Despite high hopes for the solar industry, the last few years have seen anything but good news for the space. A flurry of bankruptcies, declining subsides and a new carbon fuel boom have pushed many investors to throw in the towel on the once promising space.
Nothing appears to be even slowing the slide in the industry as the sector continues to underperform no matter who is in office, what fuel prices are, or what the outlook is for carbon trading or other pro-green energy proposals. Seemingly solar is the power of the future and it always will be (see Why You Don’t Need Both the Palladium and Platinum ETFs).
While there are a number of publically listed solar stocks in the market, an ETF approach seems to be a better way to tackle this market. That is because here more than in most segments, a single firm can seemingly fall apart overnight, suggesting that a more spread out technique could be the way to go.
Although this hasn’t helped too much in the solar industry, it arguably has saved at least a few investors from some damage, despite the overall slide in the broad market. As of right now, the choice usually comes down to two funds, the Guggenheim Solar ETF (TAN - Free Report) , or the Market Vectors Solar Energy ETF (KWT - Free Report) .
These two, while they have some small differences in their holdings, have moved more or less in lockstep for pretty much their entire histories. Unfortunately this isn’t exactly good news, as both have lost more than 50% since February, with a similar slide in the second half of 2011 as well (see The Five Best ETFs over the Past Five Years).
In fact, in the trailing three year period, both products have lost more than 75% of their values, suggesting that while some people might be predicting a green revolution, we haven’t seen any evidence of it taking place in the solar space over the past few years.
While things certainly aren’t looking good now, many are still bullish on solar power in the long term. Fossil fuels will not last forever, and while the natural gas boom may have bought us some time, products like wind and solar look to play a bigger role in the energy mix no matter what happens in the future.
Furthermore, China and other emerging markets need immense amounts of energy to continue powering their growth, and it seems unlikely that traditional power sources will be able to provide enough over the long term. That is why many of these markets have taken a more favorable approach to the space and have been happy to subsidize some growth in the segment (see Time to Consider Pure Growth and Value ETFs?).
Unfortunately, thanks to post-crash belt tightening, this sort of funding has been harder to come by for many, adding to the woes of the solar space. While this continues to be the trend far and wide, investors in the solar market did finally get a good piece of news with a report that China would be pumping more into the solar space.
Chinese state news reported that the nation would be adding another $1.1 billion in subsidies to the space, doubling the government’s investment in the sector. This news put many minds at ease as China was already seeing a squeeze on exports thanks to U.S. and EU protests, so this could help to reflate the important Chinese solar market.

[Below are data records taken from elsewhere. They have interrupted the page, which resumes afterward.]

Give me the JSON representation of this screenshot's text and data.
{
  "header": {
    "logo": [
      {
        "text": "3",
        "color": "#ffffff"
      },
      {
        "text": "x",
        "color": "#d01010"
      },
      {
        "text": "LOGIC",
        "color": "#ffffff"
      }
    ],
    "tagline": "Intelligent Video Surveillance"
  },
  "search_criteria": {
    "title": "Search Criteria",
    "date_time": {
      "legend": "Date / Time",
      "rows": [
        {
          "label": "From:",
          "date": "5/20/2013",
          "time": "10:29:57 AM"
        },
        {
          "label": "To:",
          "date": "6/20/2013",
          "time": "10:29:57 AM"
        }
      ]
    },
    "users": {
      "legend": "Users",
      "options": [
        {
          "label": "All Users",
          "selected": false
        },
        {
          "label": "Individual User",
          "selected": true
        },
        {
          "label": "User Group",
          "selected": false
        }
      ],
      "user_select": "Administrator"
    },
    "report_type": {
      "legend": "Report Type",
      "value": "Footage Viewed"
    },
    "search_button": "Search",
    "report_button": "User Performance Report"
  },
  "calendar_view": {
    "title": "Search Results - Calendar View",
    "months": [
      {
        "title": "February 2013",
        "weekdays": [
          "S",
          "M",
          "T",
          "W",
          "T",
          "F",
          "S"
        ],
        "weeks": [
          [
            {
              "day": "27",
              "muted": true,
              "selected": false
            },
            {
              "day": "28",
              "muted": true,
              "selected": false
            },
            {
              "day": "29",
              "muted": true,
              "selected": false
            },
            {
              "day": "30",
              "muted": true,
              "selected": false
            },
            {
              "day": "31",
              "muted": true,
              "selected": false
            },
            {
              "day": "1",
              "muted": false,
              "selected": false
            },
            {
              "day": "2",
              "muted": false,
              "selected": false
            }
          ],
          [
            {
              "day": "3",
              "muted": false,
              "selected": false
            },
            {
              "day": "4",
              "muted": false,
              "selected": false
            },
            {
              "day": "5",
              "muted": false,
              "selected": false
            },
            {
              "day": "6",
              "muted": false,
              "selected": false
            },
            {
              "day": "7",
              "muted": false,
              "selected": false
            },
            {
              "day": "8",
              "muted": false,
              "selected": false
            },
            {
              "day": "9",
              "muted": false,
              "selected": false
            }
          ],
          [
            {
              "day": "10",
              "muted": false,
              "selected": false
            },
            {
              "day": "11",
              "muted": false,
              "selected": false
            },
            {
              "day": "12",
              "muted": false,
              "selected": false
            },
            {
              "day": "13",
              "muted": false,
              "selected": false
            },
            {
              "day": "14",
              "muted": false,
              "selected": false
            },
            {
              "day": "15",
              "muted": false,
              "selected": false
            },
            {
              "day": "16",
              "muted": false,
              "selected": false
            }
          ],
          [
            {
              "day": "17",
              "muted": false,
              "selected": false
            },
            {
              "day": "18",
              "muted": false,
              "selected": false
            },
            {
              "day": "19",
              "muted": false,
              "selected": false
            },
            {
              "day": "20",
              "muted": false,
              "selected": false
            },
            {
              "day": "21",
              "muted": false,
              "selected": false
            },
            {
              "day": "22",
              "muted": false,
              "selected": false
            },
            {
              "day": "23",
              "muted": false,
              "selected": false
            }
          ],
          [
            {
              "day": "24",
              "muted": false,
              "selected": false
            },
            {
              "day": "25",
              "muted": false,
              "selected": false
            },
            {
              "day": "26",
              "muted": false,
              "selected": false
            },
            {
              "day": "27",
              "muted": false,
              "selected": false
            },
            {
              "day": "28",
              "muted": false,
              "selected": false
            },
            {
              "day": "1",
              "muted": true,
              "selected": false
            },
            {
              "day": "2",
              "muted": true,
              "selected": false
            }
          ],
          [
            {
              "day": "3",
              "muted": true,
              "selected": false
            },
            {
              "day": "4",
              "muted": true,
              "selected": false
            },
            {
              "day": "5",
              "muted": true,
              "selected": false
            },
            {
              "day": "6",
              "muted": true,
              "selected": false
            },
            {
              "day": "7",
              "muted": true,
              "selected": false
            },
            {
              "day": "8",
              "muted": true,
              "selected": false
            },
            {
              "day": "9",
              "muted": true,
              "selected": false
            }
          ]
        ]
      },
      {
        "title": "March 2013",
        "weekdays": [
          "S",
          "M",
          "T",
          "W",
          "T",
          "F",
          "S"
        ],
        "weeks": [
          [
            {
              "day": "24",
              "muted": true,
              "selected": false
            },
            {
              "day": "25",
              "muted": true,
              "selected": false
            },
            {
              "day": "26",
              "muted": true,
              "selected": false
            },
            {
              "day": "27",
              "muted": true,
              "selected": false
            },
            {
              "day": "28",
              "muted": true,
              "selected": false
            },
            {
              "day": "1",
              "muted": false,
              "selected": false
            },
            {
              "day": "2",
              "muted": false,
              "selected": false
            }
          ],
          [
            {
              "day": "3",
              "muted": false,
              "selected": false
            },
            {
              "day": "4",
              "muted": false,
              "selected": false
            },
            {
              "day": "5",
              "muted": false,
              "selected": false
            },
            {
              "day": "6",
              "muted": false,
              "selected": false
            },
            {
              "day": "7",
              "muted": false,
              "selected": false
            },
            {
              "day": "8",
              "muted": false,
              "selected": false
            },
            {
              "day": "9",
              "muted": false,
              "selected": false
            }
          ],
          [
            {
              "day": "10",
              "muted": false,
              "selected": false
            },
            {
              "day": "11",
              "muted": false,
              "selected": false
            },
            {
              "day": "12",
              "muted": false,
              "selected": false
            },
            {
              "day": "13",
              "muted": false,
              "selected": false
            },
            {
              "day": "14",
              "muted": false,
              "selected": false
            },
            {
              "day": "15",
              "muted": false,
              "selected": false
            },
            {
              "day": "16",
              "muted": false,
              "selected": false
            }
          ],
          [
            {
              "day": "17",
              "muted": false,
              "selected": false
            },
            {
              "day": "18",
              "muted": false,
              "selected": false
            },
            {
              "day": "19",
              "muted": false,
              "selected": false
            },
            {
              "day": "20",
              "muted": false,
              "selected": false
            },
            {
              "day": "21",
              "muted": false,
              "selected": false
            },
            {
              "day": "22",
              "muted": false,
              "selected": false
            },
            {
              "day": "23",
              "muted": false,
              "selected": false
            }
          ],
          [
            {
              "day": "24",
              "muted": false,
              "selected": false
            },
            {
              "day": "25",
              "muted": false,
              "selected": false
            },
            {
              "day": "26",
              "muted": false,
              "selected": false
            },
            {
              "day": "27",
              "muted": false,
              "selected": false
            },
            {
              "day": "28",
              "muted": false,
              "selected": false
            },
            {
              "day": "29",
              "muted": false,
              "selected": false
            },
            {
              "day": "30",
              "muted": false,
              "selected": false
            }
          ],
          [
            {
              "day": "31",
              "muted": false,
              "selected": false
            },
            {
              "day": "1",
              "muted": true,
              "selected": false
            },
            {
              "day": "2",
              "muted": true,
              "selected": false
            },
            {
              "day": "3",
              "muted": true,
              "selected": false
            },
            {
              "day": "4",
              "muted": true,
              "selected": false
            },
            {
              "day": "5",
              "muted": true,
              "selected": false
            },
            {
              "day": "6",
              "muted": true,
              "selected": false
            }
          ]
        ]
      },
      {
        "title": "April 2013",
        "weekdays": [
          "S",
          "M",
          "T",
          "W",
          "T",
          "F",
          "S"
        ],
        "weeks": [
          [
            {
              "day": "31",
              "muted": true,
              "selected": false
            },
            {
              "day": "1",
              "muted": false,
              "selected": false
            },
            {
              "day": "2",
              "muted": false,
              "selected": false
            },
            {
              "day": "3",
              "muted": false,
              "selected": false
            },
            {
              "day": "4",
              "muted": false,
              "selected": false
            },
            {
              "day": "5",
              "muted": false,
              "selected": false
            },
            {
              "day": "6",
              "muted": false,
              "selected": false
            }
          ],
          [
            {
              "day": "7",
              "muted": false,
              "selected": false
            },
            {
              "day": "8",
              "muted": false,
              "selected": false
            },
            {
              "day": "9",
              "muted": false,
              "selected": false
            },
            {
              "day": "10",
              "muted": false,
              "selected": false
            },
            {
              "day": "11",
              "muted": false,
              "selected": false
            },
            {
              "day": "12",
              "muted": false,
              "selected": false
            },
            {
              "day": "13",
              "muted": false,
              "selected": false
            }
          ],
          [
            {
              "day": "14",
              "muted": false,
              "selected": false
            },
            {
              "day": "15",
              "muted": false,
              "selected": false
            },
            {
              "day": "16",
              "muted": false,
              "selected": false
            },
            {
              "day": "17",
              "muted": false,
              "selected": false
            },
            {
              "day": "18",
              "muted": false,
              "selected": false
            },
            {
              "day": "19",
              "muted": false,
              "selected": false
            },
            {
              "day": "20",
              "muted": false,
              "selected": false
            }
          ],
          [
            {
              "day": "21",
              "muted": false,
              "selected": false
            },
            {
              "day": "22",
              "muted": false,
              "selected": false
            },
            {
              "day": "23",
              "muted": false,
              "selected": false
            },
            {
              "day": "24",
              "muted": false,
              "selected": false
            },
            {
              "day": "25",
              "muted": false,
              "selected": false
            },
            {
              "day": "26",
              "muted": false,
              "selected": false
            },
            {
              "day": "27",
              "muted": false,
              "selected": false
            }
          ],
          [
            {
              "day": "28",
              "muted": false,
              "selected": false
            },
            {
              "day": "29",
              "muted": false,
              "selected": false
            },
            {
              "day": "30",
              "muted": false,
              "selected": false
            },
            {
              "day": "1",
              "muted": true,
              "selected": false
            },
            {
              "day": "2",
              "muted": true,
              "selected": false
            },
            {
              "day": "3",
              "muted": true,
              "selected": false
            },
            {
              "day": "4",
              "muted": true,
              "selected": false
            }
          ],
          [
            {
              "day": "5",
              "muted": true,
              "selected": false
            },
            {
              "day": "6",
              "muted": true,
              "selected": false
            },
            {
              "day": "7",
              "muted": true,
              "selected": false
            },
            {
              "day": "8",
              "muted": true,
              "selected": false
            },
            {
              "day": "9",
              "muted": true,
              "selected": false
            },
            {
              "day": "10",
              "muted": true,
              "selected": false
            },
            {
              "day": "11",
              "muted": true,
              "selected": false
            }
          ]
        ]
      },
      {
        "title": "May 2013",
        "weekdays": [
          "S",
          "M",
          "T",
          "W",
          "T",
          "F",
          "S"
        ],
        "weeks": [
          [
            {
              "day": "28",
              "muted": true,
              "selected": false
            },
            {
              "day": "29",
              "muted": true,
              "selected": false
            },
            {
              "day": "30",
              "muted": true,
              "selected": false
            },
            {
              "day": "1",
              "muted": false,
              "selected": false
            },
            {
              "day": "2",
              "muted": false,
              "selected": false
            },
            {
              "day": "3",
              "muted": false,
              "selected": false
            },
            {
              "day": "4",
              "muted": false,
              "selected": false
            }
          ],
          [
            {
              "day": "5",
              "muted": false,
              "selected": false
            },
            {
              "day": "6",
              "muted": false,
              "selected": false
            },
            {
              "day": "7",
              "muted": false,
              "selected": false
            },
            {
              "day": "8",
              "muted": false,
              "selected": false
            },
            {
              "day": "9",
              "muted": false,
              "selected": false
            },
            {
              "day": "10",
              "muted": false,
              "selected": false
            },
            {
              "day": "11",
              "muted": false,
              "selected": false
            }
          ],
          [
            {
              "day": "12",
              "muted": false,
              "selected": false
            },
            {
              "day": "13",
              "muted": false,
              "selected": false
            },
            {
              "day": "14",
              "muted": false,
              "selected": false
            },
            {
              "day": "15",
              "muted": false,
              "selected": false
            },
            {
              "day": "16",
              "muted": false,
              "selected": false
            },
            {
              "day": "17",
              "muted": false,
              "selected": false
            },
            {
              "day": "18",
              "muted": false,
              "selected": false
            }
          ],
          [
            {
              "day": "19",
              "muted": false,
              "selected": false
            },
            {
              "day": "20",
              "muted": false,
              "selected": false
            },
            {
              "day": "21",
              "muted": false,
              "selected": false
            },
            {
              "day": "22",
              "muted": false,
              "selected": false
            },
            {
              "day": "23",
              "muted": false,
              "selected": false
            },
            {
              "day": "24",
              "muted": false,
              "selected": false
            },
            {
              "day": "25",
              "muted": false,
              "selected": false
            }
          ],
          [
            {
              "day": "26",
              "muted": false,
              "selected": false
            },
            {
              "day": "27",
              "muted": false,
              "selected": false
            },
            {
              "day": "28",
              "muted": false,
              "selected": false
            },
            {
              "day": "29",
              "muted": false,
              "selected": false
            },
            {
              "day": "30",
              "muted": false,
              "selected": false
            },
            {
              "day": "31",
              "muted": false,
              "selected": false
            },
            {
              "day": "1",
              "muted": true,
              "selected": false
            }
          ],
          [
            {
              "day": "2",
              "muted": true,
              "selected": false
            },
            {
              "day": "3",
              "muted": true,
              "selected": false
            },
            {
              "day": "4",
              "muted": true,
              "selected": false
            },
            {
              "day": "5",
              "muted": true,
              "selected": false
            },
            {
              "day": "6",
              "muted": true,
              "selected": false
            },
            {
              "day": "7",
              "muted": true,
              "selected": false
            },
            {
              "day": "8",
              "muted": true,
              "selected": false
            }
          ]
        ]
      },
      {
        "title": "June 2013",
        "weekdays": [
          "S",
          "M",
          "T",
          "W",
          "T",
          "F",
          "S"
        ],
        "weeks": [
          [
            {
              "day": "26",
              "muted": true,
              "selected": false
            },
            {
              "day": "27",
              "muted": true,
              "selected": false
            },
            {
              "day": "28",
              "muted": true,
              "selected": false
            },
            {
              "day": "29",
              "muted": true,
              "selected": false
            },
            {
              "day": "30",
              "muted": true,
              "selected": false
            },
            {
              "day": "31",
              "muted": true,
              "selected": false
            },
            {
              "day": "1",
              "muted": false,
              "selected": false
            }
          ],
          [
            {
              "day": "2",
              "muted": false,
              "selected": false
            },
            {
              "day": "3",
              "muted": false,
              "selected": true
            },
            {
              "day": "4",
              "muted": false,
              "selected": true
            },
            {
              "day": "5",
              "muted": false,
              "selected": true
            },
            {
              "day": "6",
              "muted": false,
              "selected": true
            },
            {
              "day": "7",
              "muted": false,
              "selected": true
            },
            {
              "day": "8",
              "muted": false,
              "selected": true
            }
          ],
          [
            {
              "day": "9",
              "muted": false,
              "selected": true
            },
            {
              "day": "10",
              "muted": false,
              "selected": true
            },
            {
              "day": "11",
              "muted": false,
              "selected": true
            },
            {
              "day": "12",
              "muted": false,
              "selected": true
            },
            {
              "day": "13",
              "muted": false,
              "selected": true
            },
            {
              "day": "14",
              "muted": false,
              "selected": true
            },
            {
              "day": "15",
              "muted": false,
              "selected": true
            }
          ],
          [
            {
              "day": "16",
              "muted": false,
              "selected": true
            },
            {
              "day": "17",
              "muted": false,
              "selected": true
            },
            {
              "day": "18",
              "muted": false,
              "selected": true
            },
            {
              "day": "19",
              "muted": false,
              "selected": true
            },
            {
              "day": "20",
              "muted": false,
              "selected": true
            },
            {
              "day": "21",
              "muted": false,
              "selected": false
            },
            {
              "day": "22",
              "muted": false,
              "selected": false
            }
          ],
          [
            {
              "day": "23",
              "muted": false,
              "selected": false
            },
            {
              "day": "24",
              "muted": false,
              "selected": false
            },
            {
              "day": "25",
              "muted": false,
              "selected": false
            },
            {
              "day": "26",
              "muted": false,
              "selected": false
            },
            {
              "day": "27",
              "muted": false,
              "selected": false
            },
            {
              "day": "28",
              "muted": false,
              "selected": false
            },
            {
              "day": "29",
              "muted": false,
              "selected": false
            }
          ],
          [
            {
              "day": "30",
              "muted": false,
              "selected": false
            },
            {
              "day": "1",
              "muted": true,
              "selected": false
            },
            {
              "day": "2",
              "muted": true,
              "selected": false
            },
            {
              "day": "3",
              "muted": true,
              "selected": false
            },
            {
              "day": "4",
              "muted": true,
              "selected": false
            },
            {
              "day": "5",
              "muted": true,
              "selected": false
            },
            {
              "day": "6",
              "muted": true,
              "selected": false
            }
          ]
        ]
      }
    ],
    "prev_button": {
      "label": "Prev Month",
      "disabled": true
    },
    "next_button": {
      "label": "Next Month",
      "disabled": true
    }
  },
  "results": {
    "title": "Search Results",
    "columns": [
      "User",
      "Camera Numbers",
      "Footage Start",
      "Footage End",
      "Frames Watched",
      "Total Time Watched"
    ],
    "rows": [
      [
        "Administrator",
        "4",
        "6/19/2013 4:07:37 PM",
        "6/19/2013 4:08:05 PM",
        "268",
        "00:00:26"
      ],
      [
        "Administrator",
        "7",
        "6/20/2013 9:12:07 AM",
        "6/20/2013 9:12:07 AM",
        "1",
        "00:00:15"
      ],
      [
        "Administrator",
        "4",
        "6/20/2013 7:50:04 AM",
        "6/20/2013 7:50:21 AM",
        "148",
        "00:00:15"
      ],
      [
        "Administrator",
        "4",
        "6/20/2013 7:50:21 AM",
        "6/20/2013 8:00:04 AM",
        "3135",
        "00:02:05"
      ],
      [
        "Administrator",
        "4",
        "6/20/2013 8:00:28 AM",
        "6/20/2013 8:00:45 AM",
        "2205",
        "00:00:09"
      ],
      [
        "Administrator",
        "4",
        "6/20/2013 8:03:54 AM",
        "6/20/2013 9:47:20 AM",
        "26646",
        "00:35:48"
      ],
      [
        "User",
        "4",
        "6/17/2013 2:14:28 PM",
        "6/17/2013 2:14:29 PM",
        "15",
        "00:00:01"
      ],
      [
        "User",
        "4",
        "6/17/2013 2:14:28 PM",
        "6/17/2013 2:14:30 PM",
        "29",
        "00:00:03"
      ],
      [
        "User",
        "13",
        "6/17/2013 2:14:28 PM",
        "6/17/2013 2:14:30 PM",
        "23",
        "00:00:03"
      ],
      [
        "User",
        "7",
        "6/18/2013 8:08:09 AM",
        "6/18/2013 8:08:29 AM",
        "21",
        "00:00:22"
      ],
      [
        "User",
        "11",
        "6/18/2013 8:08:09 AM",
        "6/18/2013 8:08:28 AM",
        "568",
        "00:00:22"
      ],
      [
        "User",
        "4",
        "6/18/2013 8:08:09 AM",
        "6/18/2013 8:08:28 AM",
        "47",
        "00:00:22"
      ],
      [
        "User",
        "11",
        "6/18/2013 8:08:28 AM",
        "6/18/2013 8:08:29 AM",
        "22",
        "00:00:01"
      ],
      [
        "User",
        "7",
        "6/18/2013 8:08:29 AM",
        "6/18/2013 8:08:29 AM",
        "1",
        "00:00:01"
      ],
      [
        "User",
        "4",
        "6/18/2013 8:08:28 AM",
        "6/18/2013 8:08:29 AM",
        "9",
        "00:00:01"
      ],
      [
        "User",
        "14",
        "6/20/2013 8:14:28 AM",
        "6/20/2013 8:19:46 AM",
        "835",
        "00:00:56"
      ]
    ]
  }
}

"What Beijing is doing is essentially trying to replace the diminished export sales with lower price, lower margin domestic sales," said Raymond James analyst Pavel Molchanov in a Reuters article. "It is a backdoor bailout."
Obviously this was taken as great news by the solar industry, helping to push up some Chinese U.S. listed solar firms by nearly 20% on the session, while American-focused ones also saw strong gains as well. This led to a nearly 10% gain for both KWT and TAN on the day, marking one of the best sessions in recent memory for the space, and helping to reverse the latest slide (read Solar ETFs in Focus on Chinese Import Tariffs).
While we certainly aren’t going to dare to call a bottom on the solar ETFs, the doubling of the subsidies is definitely encouraging. With the added support of the world’s top manufacturers and users of solar power at its back once more, brighter days could be ahead for the beaten down space, although caution will have to be applied before making a big bet on the segment, at least in the short-term in this volatile market.